Ma première lecture du Journal dénoué remonte à l’été 1976. J’habitais alors Saint-Hyacinthe et c’est perdu au parc Casimir Dessaules que je le traversai, entre Gérard de Nerval et Antonin Artaud, J.R.R.Tolkien et Carlos Castañeda. Je crois bien que ce livre fut l’un de ceux qui me conduisirent le plus franchement à ce qui allait me permettre, non sans quelques incroyables ratés, d’accéder à la vie, c’est-à-dire à mes études en littérature. C’est pourquoi je lui conserve aujourd’hui encore tout mon respect, en autant que cela ait quelque sens s’agissant du récit de l’initiation qu’un homme se donne à l’idéal fou à travers les textes. Voilà qui explique mon émotion à le reprendre près de 30 ans plus tard.

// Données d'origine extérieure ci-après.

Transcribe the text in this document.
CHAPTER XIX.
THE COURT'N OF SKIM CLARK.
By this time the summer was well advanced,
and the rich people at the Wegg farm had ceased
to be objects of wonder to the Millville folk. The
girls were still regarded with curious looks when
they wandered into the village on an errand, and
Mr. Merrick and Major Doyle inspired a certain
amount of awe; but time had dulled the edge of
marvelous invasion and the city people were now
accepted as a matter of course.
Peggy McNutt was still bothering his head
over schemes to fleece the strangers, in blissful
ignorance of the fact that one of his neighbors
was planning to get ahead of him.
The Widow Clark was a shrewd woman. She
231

En fait, je viens de redécouvrir que nombre de ceux qui comptèrent parmi mes auteurs furent au départ ceux de Fernand Ouellette. Non pas que les André Suarès, Rainer Maria Rilke, Fédor Dostoïevski lui eussent appartenu en propre, loin de là. Ils sont le fait d’une génération. Mais la manière dont il soumit Henry Miller (il commença par Tropique du Capricorneet moi par Tropique du Cancer), Pierre Jean Jouve (un de mes premiers travaux universitaires porta sur En miroir), Léon Bloy, SSren Kierkegaard et Friedrich Novalis, entre autres, m’apparaît maintenant d’une telle intensité – on sait qu’elle irradie de François d’Assise – qu’il est presque grossier de réduire cette œuvre à l’Hexagone, quelle que soit l’importance de ce mouvement dans notre petite littérature. Ouellette, homme des cimes conjuguant très jeune illumination et action, inscrit en chaque mot le sens sanguin de l’extrême, la direction du tragique. Condamné à l’irrémédiable, au poids du surmoi, il tente de s’échapper par les cieux pour mieux retomber dans le corps. La musique aussi, celle de Mozart et de Varèse, l’ouvre à la luminosité, à la densité de l’humain, à sa violence et sa dignité, à sa hauteur et son ignominie.
Fernand Ouellette est le poète québécois qui me fit entrevoir, par son « histoire intérieure », siège de son mi-dire, manière d’énoncer la vérité, l’incandescence et la fébrilité, l’intensité de la langue et de la pensée lorsqu’elles se rencontrent dans la chair passionnée et translucide. De cela, je le remercie.